While the point about debt forgiveness being forbidden is strictly true, it’s also true that the euro zone is capable of finding plenty of wiggle room in the treaties when it suits. Moreover, the IMF is talking about extending repayment terms, rather than an outright debt haircut where principal payment is reduced. Schaeuble, who has a habit of mentioning the prospect of Greece leaving the euro at every available opportunity, glosses over those elements of the IMF’s case.
Klaus Regling, the head of the European Stability Mechanism, chose to ignore Schaeuble’s grumbling when he argued in the Financial Times last week that the euro zone is united on Greece:
In May 2016, Greece’s euro zone partners pledged additional debt relief at the end of the ESM program in mid-2018, should there be a need for it. And in the long term, they have committed to even more help, provided that Greece sticks to its side of the bargain. It is hard to overestimate the significance of this pledge, made by the finance ministers of the euro zone. Solidarity with Greece will continue.
If that sounds unconvincing, the solidarity Regling claims that Greece enjoys will be in even shorter supply in election season. And while the crisis drags on, the Greek economy is suffering with figures released on Tuesday showing gross domestic product shrank by 0.4 percent in the fourth quarter of 2016, compared with economists’ expectations for an expansion of 0.4 percent.
I’ve argued before that Greece should have left the euro already. The country’s euro partners, preparing for Brexit negotiations and a series of potentially destabilizing elections, are unlikely to risk further turmoil now by trying to boot Greece out. Nor does Greece want to leave.

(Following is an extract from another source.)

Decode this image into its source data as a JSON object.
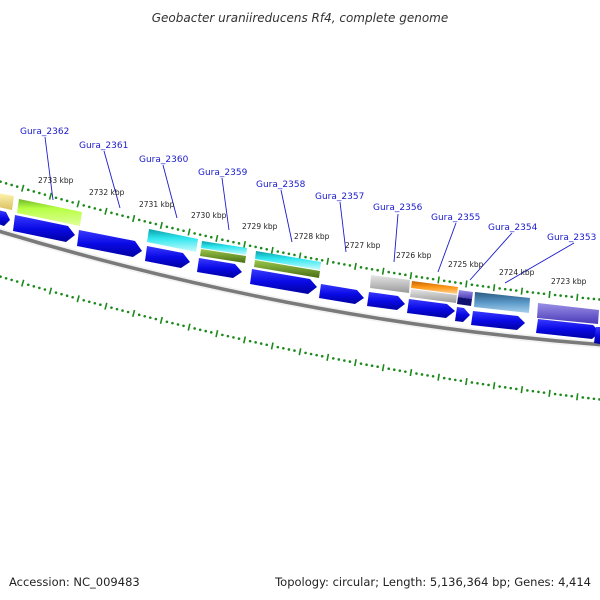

But Europe’s election season will soon be upon us, as will that hard deadline of July’s debt payment. A Greek default would almost certainly be incompatible with continued euro membership. The IMF and the EU institutions need to resolve their differences swiftly, hopefully with an agreement to further ease the nation’s debt burden. Otherwise, the risks of Greece leaving the euro are rising.